Plus gênant: l’aventure fut raccourcie de certains épisodes. Dans la version américaine, la mère de Lemminkäinen demande à un bouleau, à la route couverte de poussière et à la lumière du jour des nouvelles de son fils, mais elle reste morne et prostrée en n’en obtenant aucune, jusqu’à ce que le grand couillon rentre à la nage. Une longue bande-annonce en finlandais, visible sur Youtube, montre qu’elle avait des raisons de se faire du mouron: cette garce de Louhi a profité de la fascination du benêt pour le Sampo, et l’a tué avec un serpent, la vile fourbesse! Dans le montage d’origine, la mère de Lemminkäinen apprend de la lumière du jour que son fils est mort à Pohjola, et elle traverse la mer en marchant sur les flots pour aller exiger de Louhi le cadavre de son fils, qu’elle ramène et ressuscite. C’est là que, têtu, le sot repart chercher le Sampo, et le brise, comme on le voit dans le montage US.
Une autre courte scène est très réussie: Annikki, emprisonnée par Louhi, envoie une de ses mèches blondes alerter Lemminkäinen de son sort. Celui-ci chasse et voit un faucon s’abattre sur une colombe. La mèche vient entourer sa flèche, et la colombe se change en Annikki, le faucon en Louhi, que Lemminkäinen transperce alors de sa flèche. On note au passage que le film a infiniment meilleure allure quand les contrastes ne sont pas sauvagement poussés à fond par une restauration putative. Certaines scènes sont même splendides.
Ont disparu en même temps divers passages musicaux: l’un d’eux mettait en scène Elias Lönnrot en personne. On l’aperçoit encore au début de la version américaine, ou plutôt sa statue à Helsinki, qui s’anime pendant que le texte vante l’imagination des frères Grimm et d’Andersen. Si l’on ajoute que la seule édition en DVD, soit-disant remasterisée, ressemble diablement à un repiquage télé traité avec un logiciel qui a abusivement forcé les contrastes, tous les ingrédients sont là pour dire que le film mériterait une présentation plus fidèle à son apparence première, afin qu’on puisse le juger à sa juste valeur. Néanmoins, il demeure intéressant, même dans la piètre condition où il survit.
Ne serait-ce que pour la gueule superbe de Louhi, et son faux air de Maléfique dans La Belle au bois dormant de Walt Disney.

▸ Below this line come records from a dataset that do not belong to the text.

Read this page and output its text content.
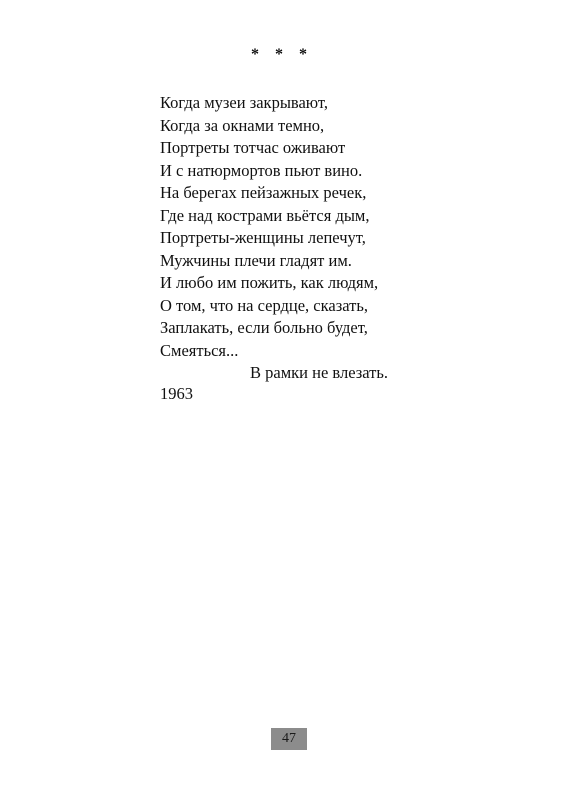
* * *
Когда музеи закрывают,
Когда за окнами темно,
Портреты тотчас оживают
И с натюрмортов пьют вино.
На берегах пейзажных речек,
Где над кострами вьётся дым,
Портреты-женщины лепечут,
Мужчины плечи гладят им.
И любо им пожить, как людям,
О том, что на сердце, сказать,
Заплакать, если больно будет,
Смеяться...
В рамки не влезать.
1963
47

En 2006, un deuxième exemple d’adaptation du mythe du Sampo prend un chemin beaucoup moins traditionnel que cette première tentative. Jade Soturi est un film d’Antti-Jussi Annila, et de nouveau une co-production (la Finlande est un pays relativement peu peuplé, et les budgets cinéma y sont par conséquent serrés); cette fois-ci, ce sera avec la Chine. Jade soturi peut se traduire par Le Guerrier de jade, mais le titre Le Guerrier au jade me semblerait plus indiqué. L’action se partage entre la Finlande actuelle et la Chine ancienne. De nos jours, une boîte métallique d’une facture superbe et raffinée, couverte d’inscriptions en chinois ancien, est retrouvée par une archéologue finnoise en Carélie, au sud-est de la Finlande, entre les mains d’un cadavre remontant à des milliers d’années. L’archéologue confie l’objet à un homme qui tente de l’ouvrir, en vain jusqu’au jour où ils découvrent qu’un forgeron vivant en banlieue d’Helsinki pourrait bien être capable du miracle.
Car ce forgeron est le lointain descendant d’un valeureux guerrier qui, dans la Chine ancienne, lutta contre un démon, le Sans-Nom, dont le but est de déchaîner l’enfer sur la Terre. Le guerrier a abandonné derrière lui cet objet mystérieux, dont la tradition a perpétué la légende: le Sampo.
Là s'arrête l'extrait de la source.